Novo dispositivo captura até mesmo pequenas quantidades de vírus em pacientes assintomáticos

Para aumentar a concentração da amostra, as equipes anteriores usaram partículas de gel ligadas a

corante químico para capturar edetecção de vírus. No entanto, esta abordagem está limitada a vírus específicos que podem se ligar ao corante. Além disso, o tempo de teste pode ser superior a 30 minutos e requer equipamentos caros.

Claro, os cientistas tentaram outrosabordagens, mas todos eles não têm a capacidade de diagnosticar vários vírus ou outras substâncias biológicas de interesse, como a gonadotrofina coriônica humana (hCG), um hormônio presente na urina durante a gravidez.

Pesquisadores da University of Cincinnati e Wright-Patterson Air Force Base experimentaram dois dispositivos diferentes baseados em sistemas de filtro de membrana semelhantes.

O primeiro dispositivo foi completamenteuma unidade de concentração integrada juntamente com um componente capaz de detectar o vírus em questão. Utilizando vácuo, a água foi passada pela membrana, deixando o vírus em uma solução mais concentrada, e a amostra foi analisada no mesmo aparelho.

"O tempo que leva para concluir o processoa concentração era muito lenta ”, disse a autora Amy Drexelius. “Em média, cada dispositivo demorava cerca de 30 minutos para concluir o processo de concentração. Portanto, concluímos que um dispositivo de estadiamento automático assistido por vácuo era praticamente inútil e mudamos para um dispositivo alternativo usando uma pressão positiva muito maior. ”

Os pesquisadores perceberam que, aplicando altapressão em vez de alto vácuo, eles podem aumentar a queda de pressão entre a amostra e o ambiente. Preso ao segundo dispositivo havia um cilindro de nitrogênio e um regulador para gerar pressões de até 45 kg por polegada quadrada (6,4 cm).

A equipe examinou amostras de saliva e urina com amostras de proteínas adicionadas do vírus influenza A. Outras amostras continham hCG.

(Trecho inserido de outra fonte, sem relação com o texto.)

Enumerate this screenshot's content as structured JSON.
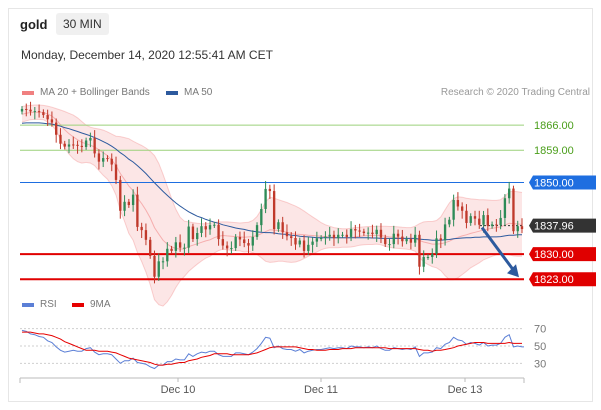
{
  "header": {
    "symbol": "gold",
    "timeframe": "30 MIN",
    "datetime": "Monday, December 14, 2020 12:55:41 AM CET"
  },
  "legend": {
    "bb_label": "MA 20 + Bollinger Bands",
    "ma50_label": "MA 50",
    "credit": "Research © 2020 Trading Central"
  },
  "rsi_legend": {
    "rsi_label": "RSI",
    "ma_label": "9MA"
  },
  "colors": {
    "bollinger": "#f08080",
    "ma50": "#2d5a9e",
    "resistance_green": "#4a9e1a",
    "pivot_blue": "#1e6ee0",
    "support_red": "#e00000",
    "current_price": "#333333",
    "candle_up": "#2e8b57",
    "candle_down": "#c0392b",
    "rsi": "#5b7fd6",
    "rsi_ma": "#e60000"
  },
  "chart_data": [
    {
      "type": "candlestick",
      "title": "",
      "ylim": [
        1820,
        1873
      ],
      "x_ticks": [
        "Dec 10",
        "Dec 11",
        "Dec 13"
      ],
      "series": [
        {
          "name": "MA 20 + Bollinger Bands",
          "kind": "bollinger"
        },
        {
          "name": "MA 50",
          "kind": "line"
        }
      ],
      "close": [
        1870.5,
        1870.3,
        1869.8,
        1869.9,
        1869.6,
        1868.8,
        1867.6,
        1866.7,
        1863.3,
        1860.8,
        1860.0,
        1860.6,
        1860.5,
        1860.2,
        1859.9,
        1861.7,
        1862.4,
        1858.1,
        1855.8,
        1856.8,
        1856.6,
        1855.0,
        1850.7,
        1842.1,
        1844.6,
        1843.7,
        1846.6,
        1837.6,
        1836.7,
        1834.0,
        1829.5,
        1823.7,
        1828.0,
        1828.0,
        1831.5,
        1830.9,
        1833.3,
        1831.8,
        1831.8,
        1837.7,
        1834.2,
        1835.9,
        1837.8,
        1836.9,
        1838.1,
        1838.2,
        1834.2,
        1832.4,
        1831.6,
        1831.7,
        1834.8,
        1834.1,
        1833.1,
        1832.4,
        1834.8,
        1838.1,
        1842.6,
        1848.2,
        1847.6,
        1837.0,
        1838.9,
        1836.1,
        1835.0,
        1834.5,
        1832.7,
        1833.8,
        1830.9,
        1832.6,
        1833.5,
        1834.4,
        1834.5,
        1834.9,
        1835.4,
        1834.5,
        1835.4,
        1835.4,
        1834.8,
        1837.0,
        1836.6,
        1836.3,
        1835.9,
        1836.0,
        1835.6,
        1836.8,
        1834.6,
        1832.8,
        1832.8,
        1835.7,
        1834.9,
        1833.6,
        1834.2,
        1833.2,
        1835.4,
        1826.5,
        1829.2,
        1829.2,
        1830.1,
        1834.4,
        1833.9,
        1838.3,
        1839.6,
        1845.1,
        1843.3,
        1842.1,
        1838.7,
        1840.6,
        1839.9,
        1838.2,
        1840.9,
        1837.9,
        1838.3,
        1838.1,
        1840.1,
        1845.6,
        1848.3,
        1836.4,
        1837.8,
        1837.0
      ],
      "open": [
        1869.8,
        1870.5,
        1870.3,
        1869.8,
        1869.9,
        1869.6,
        1868.8,
        1867.6,
        1866.7,
        1863.3,
        1860.8,
        1860.0,
        1860.6,
        1860.5,
        1860.2,
        1859.9,
        1861.7,
        1862.4,
        1858.1,
        1855.8,
        1856.8,
        1856.6,
        1855.0,
        1850.7,
        1842.1,
        1844.6,
        1843.7,
        1846.6,
        1837.6,
        1836.7,
        1834.0,
        1829.5,
        1823.7,
        1828.0,
        1828.0,
        1831.5,
        1830.9,
        1833.3,
        1831.8,
        1831.8,
        1837.7,
        1834.2,
        1835.9,
        1837.8,
        1836.9,
        1838.1,
        1838.2,
        1834.2,
        1832.4,
        1831.6,
        1831.7,
        1834.8,
        1834.1,
        1833.1,
        1832.4,
        1834.8,
        1838.1,
        1842.6,
        1848.2,
        1847.6,
        1837.0,
        1838.9,
        1836.1,
        1835.0,
        1834.5,
        1832.7,
        1833.8,
        1830.9,
        1832.6,
        1833.5,
        1834.4,
        1834.5,
        1834.9,
        1835.4,
        1834.5,
        1835.4,
        1835.4,
        1834.8,
        1837.0,
        1836.6,
        1836.3,
        1835.9,
        1836.0,
        1835.6,
        1836.8,
        1834.6,
        1832.8,
        1832.8,
        1835.7,
        1834.9,
        1833.6,
        1834.2,
        1833.2,
        1835.4,
        1826.5,
        1829.2,
        1829.2,
        1830.1,
        1834.4,
        1833.9,
        1838.3,
        1839.6,
        1845.1,
        1843.3,
        1842.1,
        1838.7,
        1840.6,
        1839.9,
        1838.2,
        1840.9,
        1837.9,
        1838.3,
        1838.1,
        1840.1,
        1845.6,
        1848.3,
        1836.4,
        1837.8
      ],
      "ma20": [
        1869.0,
        1869.3,
        1869.5,
        1869.6,
        1869.6,
        1869.5,
        1869.1,
        1868.5,
        1867.5,
        1866.1,
        1864.7,
        1863.6,
        1862.7,
        1861.9,
        1861.2,
        1860.8,
        1860.4,
        1859.9,
        1859.1,
        1858.3,
        1857.5,
        1856.3,
        1854.7,
        1852.5,
        1850.8,
        1849.0,
        1847.7,
        1845.7,
        1844.1,
        1842.3,
        1840.1,
        1837.4,
        1835.6,
        1833.9,
        1832.8,
        1832.0,
        1831.6,
        1831.4,
        1831.5,
        1832.1,
        1832.5,
        1832.9,
        1833.3,
        1833.7,
        1834.0,
        1834.6,
        1835.0,
        1835.2,
        1835.1,
        1835.0,
        1834.9,
        1834.8,
        1834.7,
        1834.8,
        1834.9,
        1835.2,
        1835.7,
        1836.3,
        1836.8,
        1836.7,
        1836.6,
        1836.4,
        1836.1,
        1835.8,
        1835.6,
        1835.5,
        1835.4,
        1835.3,
        1835.2,
        1835.1,
        1835.0,
        1834.9,
        1834.8,
        1834.6,
        1834.5,
        1834.5,
        1834.5,
        1834.6,
        1834.8,
        1835.0,
        1835.1,
        1835.2,
        1835.2,
        1835.3,
        1835.2,
        1835.0,
        1834.8,
        1834.7,
        1834.6,
        1834.5,
        1834.4,
        1834.3,
        1834.3,
        1833.8,
        1833.4,
        1833.1,
        1832.8,
        1832.8,
        1832.9,
        1833.2,
        1833.6,
        1834.2,
        1834.7,
        1835.1,
        1835.4,
        1835.8,
        1836.1,
        1836.4,
        1836.8,
        1837.0,
        1837.2,
        1837.4,
        1837.6,
        1838.1,
        1838.6,
        1838.5,
        1838.4,
        1838.3
      ],
      "bb_upper": [
        1871.2,
        1871.4,
        1871.5,
        1871.6,
        1871.6,
        1871.5,
        1871.3,
        1871.0,
        1870.6,
        1870.2,
        1869.8,
        1869.3,
        1868.8,
        1868.0,
        1867.0,
        1866.0,
        1865.4,
        1865.1,
        1864.9,
        1864.6,
        1864.1,
        1863.5,
        1862.9,
        1862.8,
        1862.5,
        1862.2,
        1861.5,
        1860.9,
        1860.3,
        1859.6,
        1858.7,
        1857.5,
        1855.3,
        1852.3,
        1848.9,
        1845.5,
        1842.5,
        1840.3,
        1839.2,
        1839.0,
        1838.8,
        1838.6,
        1838.5,
        1838.5,
        1838.6,
        1838.9,
        1839.0,
        1839.0,
        1839.0,
        1838.9,
        1838.8,
        1838.7,
        1838.8,
        1838.9,
        1839.4,
        1840.5,
        1842.4,
        1844.6,
        1845.9,
        1845.6,
        1845.2,
        1844.8,
        1844.4,
        1843.9,
        1843.4,
        1842.8,
        1842.0,
        1841.2,
        1840.4,
        1839.6,
        1838.8,
        1838.2,
        1837.8,
        1837.4,
        1837.2,
        1837.1,
        1837.1,
        1837.2,
        1837.4,
        1837.5,
        1837.6,
        1837.7,
        1837.7,
        1837.8,
        1837.8,
        1837.8,
        1837.7,
        1837.7,
        1837.6,
        1837.5,
        1837.4,
        1837.4,
        1837.8,
        1838.5,
        1839.0,
        1839.1,
        1839.1,
        1839.4,
        1840.4,
        1842.4,
        1844.3,
        1845.5,
        1846.0,
        1845.9,
        1845.6,
        1845.4,
        1845.3,
        1845.2,
        1845.2,
        1845.1,
        1845.0,
        1845.0,
        1845.2,
        1846.1,
        1847.4,
        1847.5,
        1847.4,
        1847.2
      ],
      "bb_lower": [
        1866.8,
        1867.2,
        1867.5,
        1867.6,
        1867.6,
        1867.5,
        1866.9,
        1866.0,
        1864.4,
        1862.0,
        1859.6,
        1857.9,
        1856.6,
        1855.8,
        1855.4,
        1855.6,
        1855.4,
        1854.7,
        1853.3,
        1852.0,
        1850.9,
        1849.1,
        1846.5,
        1842.2,
        1839.1,
        1835.8,
        1833.9,
        1830.5,
        1827.9,
        1825.0,
        1821.5,
        1817.3,
        1815.9,
        1815.5,
        1816.7,
        1818.5,
        1820.7,
        1822.5,
        1823.8,
        1825.2,
        1826.2,
        1827.2,
        1828.1,
        1828.9,
        1829.4,
        1830.3,
        1831.0,
        1831.4,
        1831.2,
        1831.1,
        1831.0,
        1830.9,
        1830.6,
        1830.7,
        1830.4,
        1829.9,
        1829.0,
        1828.0,
        1827.7,
        1827.8,
        1828.0,
        1828.0,
        1827.8,
        1827.7,
        1827.8,
        1828.2,
        1828.8,
        1829.4,
        1830.0,
        1830.6,
        1831.2,
        1831.6,
        1831.8,
        1831.8,
        1831.8,
        1831.9,
        1831.9,
        1832.0,
        1832.2,
        1832.5,
        1832.6,
        1832.7,
        1832.7,
        1832.8,
        1832.6,
        1832.2,
        1831.9,
        1831.7,
        1831.6,
        1831.5,
        1831.4,
        1831.2,
        1830.8,
        1829.1,
        1827.8,
        1827.1,
        1826.5,
        1826.2,
        1825.4,
        1824.0,
        1822.9,
        1822.9,
        1823.4,
        1824.3,
        1825.2,
        1826.2,
        1826.9,
        1827.6,
        1828.4,
        1828.9,
        1829.4,
        1829.8,
        1830.0,
        1830.1,
        1829.8,
        1829.5,
        1829.4,
        1829.4
      ],
      "ma50": [
        1866.5,
        1866.6,
        1866.6,
        1866.6,
        1866.6,
        1866.5,
        1866.4,
        1866.3,
        1866.0,
        1865.7,
        1865.3,
        1865.0,
        1864.6,
        1864.2,
        1863.8,
        1863.4,
        1863.0,
        1862.5,
        1862.0,
        1861.4,
        1860.8,
        1860.1,
        1859.3,
        1858.3,
        1857.5,
        1856.5,
        1855.7,
        1854.7,
        1853.6,
        1852.5,
        1851.2,
        1849.9,
        1848.7,
        1847.5,
        1846.4,
        1845.3,
        1844.3,
        1843.4,
        1842.6,
        1841.8,
        1841.2,
        1840.6,
        1840.2,
        1839.7,
        1839.3,
        1838.9,
        1838.6,
        1838.2,
        1837.9,
        1837.6,
        1837.3,
        1837.1,
        1836.9,
        1836.6,
        1836.4,
        1836.2,
        1836.1,
        1836.0,
        1836.0,
        1835.9,
        1835.7,
        1835.6,
        1835.5,
        1835.3,
        1835.2,
        1835.0,
        1834.9,
        1834.8,
        1834.7,
        1834.6,
        1834.6,
        1834.6,
        1834.6,
        1834.6,
        1834.6,
        1834.6,
        1834.6,
        1834.6,
        1834.6,
        1834.6,
        1834.6,
        1834.6,
        1834.5,
        1834.5,
        1834.4,
        1834.4,
        1834.4,
        1834.4,
        1834.4,
        1834.4,
        1834.4,
        1834.4,
        1834.4,
        1834.2,
        1834.1,
        1834.0,
        1833.9,
        1833.9,
        1833.9,
        1834.0,
        1834.1,
        1834.3,
        1834.4,
        1834.5,
        1834.6,
        1834.6,
        1834.7,
        1834.7,
        1834.8,
        1834.8,
        1834.8,
        1834.8,
        1834.9,
        1835.1,
        1835.3,
        1835.3,
        1835.4,
        1835.4
      ],
      "levels": [
        {
          "value": 1866.0,
          "label": "1866.00",
          "kind": "resistance"
        },
        {
          "value": 1859.0,
          "label": "1859.00",
          "kind": "resistance"
        },
        {
          "value": 1850.0,
          "label": "1850.00",
          "kind": "pivot"
        },
        {
          "value": 1837.96,
          "label": "1837.96",
          "kind": "current"
        },
        {
          "value": 1830.0,
          "label": "1830.00",
          "kind": "support"
        },
        {
          "value": 1823.0,
          "label": "1823.00",
          "kind": "support"
        }
      ],
      "forecast_arrow": {
        "from": 1837.96,
        "to": 1823.0
      }
    },
    {
      "type": "line",
      "title": "",
      "ylim": [
        20,
        80
      ],
      "y_ticks": [
        70,
        50,
        30
      ],
      "series": [
        {
          "name": "RSI",
          "values": [
            68,
            67,
            64,
            63,
            61,
            60,
            56,
            54,
            49,
            45,
            43,
            44,
            45,
            44,
            44,
            47,
            48,
            43,
            40,
            41,
            41,
            40,
            35,
            30,
            33,
            33,
            36,
            31,
            30,
            29,
            26,
            24,
            28,
            28,
            32,
            32,
            35,
            34,
            34,
            41,
            38,
            41,
            43,
            42,
            44,
            44,
            40,
            38,
            38,
            38,
            42,
            42,
            41,
            40,
            43,
            47,
            53,
            60,
            59,
            48,
            50,
            47,
            46,
            46,
            44,
            46,
            42,
            44,
            45,
            46,
            46,
            47,
            48,
            47,
            48,
            48,
            47,
            50,
            49,
            49,
            48,
            49,
            48,
            50,
            47,
            45,
            45,
            48,
            47,
            46,
            47,
            46,
            49,
            38,
            42,
            42,
            43,
            48,
            47,
            52,
            54,
            60,
            57,
            56,
            52,
            54,
            53,
            51,
            54,
            50,
            51,
            51,
            53,
            60,
            63,
            49,
            50,
            49
          ]
        },
        {
          "name": "9MA",
          "values": [
            66,
            66,
            66,
            65,
            64,
            64,
            63,
            62,
            60,
            58,
            55,
            53,
            51,
            49,
            47,
            45,
            45,
            45,
            44,
            44,
            44,
            43,
            42,
            40,
            38,
            36,
            35,
            34,
            33,
            32,
            31,
            29,
            28,
            28,
            29,
            29,
            30,
            31,
            31,
            33,
            34,
            35,
            37,
            38,
            39,
            41,
            41,
            41,
            41,
            40,
            40,
            40,
            40,
            40,
            41,
            42,
            44,
            46,
            48,
            49,
            49,
            49,
            49,
            49,
            49,
            48,
            47,
            46,
            46,
            45,
            45,
            45,
            46,
            46,
            46,
            47,
            47,
            47,
            48,
            48,
            48,
            48,
            48,
            48,
            48,
            48,
            47,
            47,
            47,
            47,
            47,
            47,
            47,
            46,
            45,
            45,
            44,
            45,
            45,
            46,
            47,
            48,
            50,
            51,
            52,
            53,
            54,
            54,
            54,
            53,
            53,
            53,
            53,
            53,
            54,
            53,
            53,
            53
          ]
        }
      ]
    }
  ]
}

Os resultados do teste coincidiram completamente com o segundodispositivo, mostrando o resultado de concentração 33 vezes maior que o da amostra original, dizem os cientistas. A concentração de uma amostra de 1 ml pode ser alcançada em cinco minutos, ou ainda mais rápido com uma pressão aplicada mais alta.

O novo coronavírus que causa COVID-19 não foitestado, mas este método deve funcionar para ele, pois a tecnologia pode detectar com sucesso a influenza A. Ambos os vírus respiratórios estão provavelmente presentes na saliva. Além disso, esse método é promissor para o teste de gravidez, onde os resultados iniciais também são altamente desejáveis.